Intinya, kita harus memberikan hukuman tegas agar kejadian serupa tidak terulang. Kepercayaan masyarakat terhadap institusi universitas dan rumah sakit harus dipulihkan," ujarnya.
Dedi menyebut dampak dari kasus tersebut dapat menyebabkan hilangnya kepercayaan masyarakat terhadap universitas tempat bernaung pelaku dan rumah sakit tempat praktiknya.
Menurutnya, saat ini kepercayaan terhadap kedua institusi itu sedang dipertaruhkan.
Oleh karena itu, ia menilai perlu ada tindakan tegas dan keputusan cepat.
"Jadi hukumannya harus tegas dan keputusan yang bersifat hukuman dari perguruan tingginya harus segera diambil.
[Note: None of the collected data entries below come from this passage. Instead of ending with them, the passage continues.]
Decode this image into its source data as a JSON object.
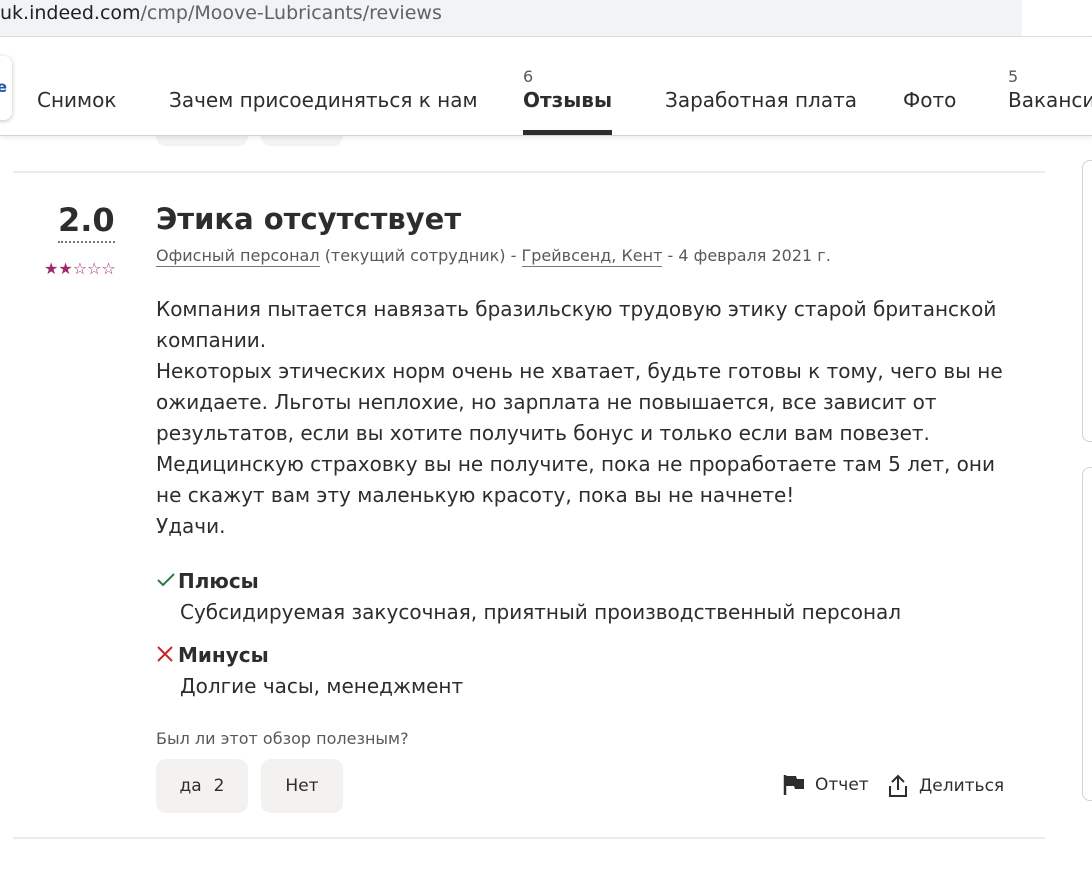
{
  "browser": {
    "url_domain": "uk.indeed.com",
    "url_path": "/cmp/Moove-Lubricants/reviews"
  },
  "tabs": [
    {
      "label": "Снимок",
      "count": ""
    },
    {
      "label": "Зачем присоединяться к нам",
      "count": ""
    },
    {
      "label": "Отзывы",
      "count": "6",
      "active": true
    },
    {
      "label": "Заработная плата",
      "count": ""
    },
    {
      "label": "Фото",
      "count": ""
    },
    {
      "label": "Вакансии",
      "count": "5"
    }
  ],
  "review": {
    "rating": "2.0",
    "stars_filled": 2,
    "stars_total": 5,
    "title": "Этика отсутствует",
    "job_title": "Офисный персонал",
    "employee_status": "(текущий сотрудник)",
    "separator": "-",
    "location": "Грейвсенд, Кент",
    "date": "- 4 февраля 2021 г.",
    "body_lines": [
      "Компания пытается навязать бразильскую трудовую этику старой британской компании.",
      "Некоторых этических норм очень не хватает, будьте готовы к тому, чего вы не ожидаете. Льготы неплохие, но зарплата не повышается, все зависит от результатов, если вы хотите получить бонус и только если вам повезет.",
      "Медицинскую страховку вы не получите, пока не проработаете там 5 лет, они не скажут вам эту маленькую красоту, пока вы не начнете!",
      "Удачи."
    ],
    "pros_label": "Плюсы",
    "pros_text": "Субсидируемая закусочная, приятный производственный персонал",
    "cons_label": "Минусы",
    "cons_text": "Долгие часы, менеджмент",
    "helpful_question": "Был ли этот обзор полезным?",
    "yes_label": "да",
    "yes_count": "2",
    "no_label": "Нет",
    "report_label": "Отчет",
    "share_label": "Делиться"
  },
  "colors": {
    "star": "#9d2b6b",
    "pros_check": "#2d7d46",
    "cons_x": "#c62828"
  },
  "icons": [
    "check-icon",
    "x-icon",
    "flag-icon",
    "share-icon",
    "star-icon"
  ]
}
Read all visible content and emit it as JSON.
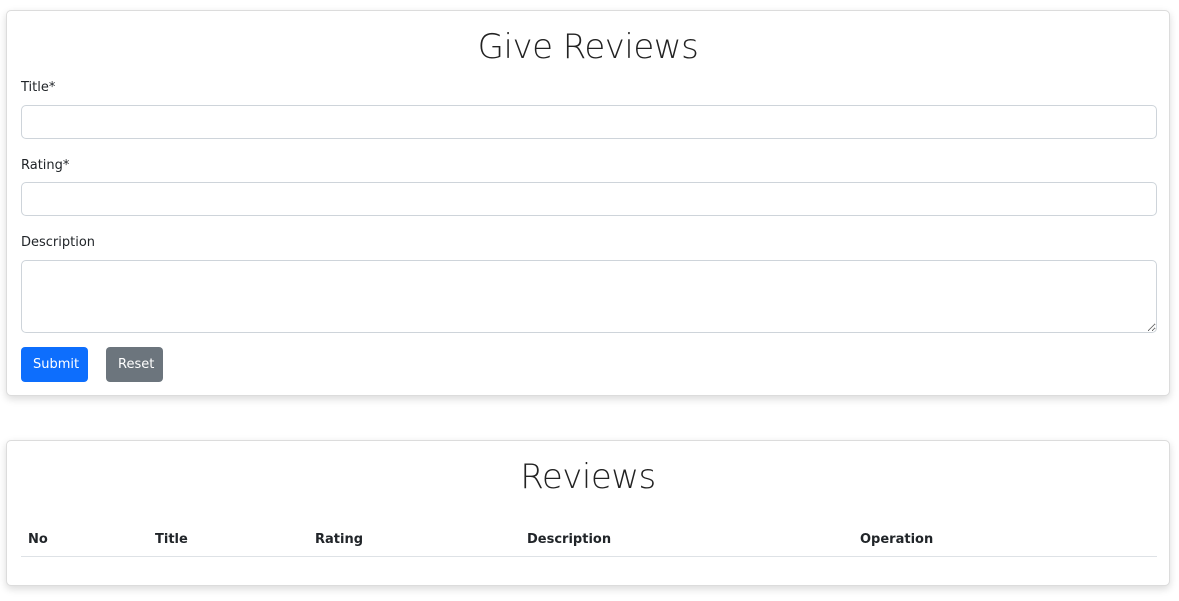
{
  "form": {
    "heading": "Give Reviews",
    "title_label": "Title*",
    "title_value": "",
    "rating_label": "Rating*",
    "rating_value": "",
    "description_label": "Description",
    "description_value": "",
    "submit_label": "Submit",
    "reset_label": "Reset"
  },
  "reviews": {
    "heading": "Reviews",
    "columns": [
      "No",
      "Title",
      "Rating",
      "Description",
      "Operation"
    ],
    "rows": []
  },
  "colors": {
    "submit": "#0d6efd",
    "reset": "#6c757d"
  }
}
Karena apa? Karena itu soal kepercayaan,” ucapnya.
Selain itu, ia menyoroti pentingnya evaluasi dalam proses rekrutmen calon mahasiswa kedokteran.
Ia secara terbuka mengkritisi sistem seleksi yang selama ini berjalan.
"Jujur saja, hari ini yang masuk kedokteran itu yang punya uang. Pintar saja tidak cukup," tuturnya.
Sebelumnya, Polda Jabar menahan seorang peserta PPDS Fakultas Kedokteran Unpad atau dokter residen berinisial Priguna Anugerah Pratama (31) atas dugaan kekerasan seksual terhadap anggota keluarga pasien di Rumah Sakit Hasan Sadikin (RSHS) Bandung.
Direktur Reserse Kriminal Umum (Dirkrimum) Polda Jabar, Kombes Pol Surawan, membenarkan bahwa kasus tersebut telah ditangani oleh pihaknya.
"Iya kami tangani kasusnya, sudah ditahan tanggal 23 Maret tersangkanya," kata Surawan di Bandung, Rabu (9/4/2025).
Sementara itu, Dekan Fakultas Kedokteran Unpad Yudi Mulyana Hidayat memastikan bahwa pelaku telah diberhentikan sebagai peserta PPDS.
"Karena terduga merupakan PPDS yang dititipkan di RSHS dan bukan karyawan RSHS, maka penindakan tegas sudah dilakukan oleh Unpad dengan memberhentikan yang bersangkutan dari program PPDS," tutur dia.
Tak Bisa Buka Praktek Seumur Hidup
Kabar terbaru, Priguna Anugerah Pratama alias PAP (31) tak akan bisa buka praktek seumur hidup.
Hal ini setelah Surat Izin Praktik (SIP) dicabut oleh Konsil Kesehatan Indonesia (KKI).
Tak hanya itu, Surat Tanda Registrasi (STR) milik dokter Priguna juga dinonaktifkan.
Pencabutan ini diungkapkan Ketua Konsil Kesehatan Indonesia (KKI) drg Arianti Anaya, MKM pada keterangan resmi, Jumat (11/5/2025).
"KKI secara resmi menonaktifkan Surat Tanda Registrasi (STR) milik yang bersangkutan pada Kamis (10/4/2025), segera setelah status tersangka ditetapkan oleh aparat penegak hukum," tegas drg Arianti Anaya.
Langkah ini diikuti dengan koordinasi bersama Dinas Kesehatan Provinsi Jawa Barat untuk mencabut Surat Izin Praktik (SIP) atas nama Priguna Anugerah Pratama.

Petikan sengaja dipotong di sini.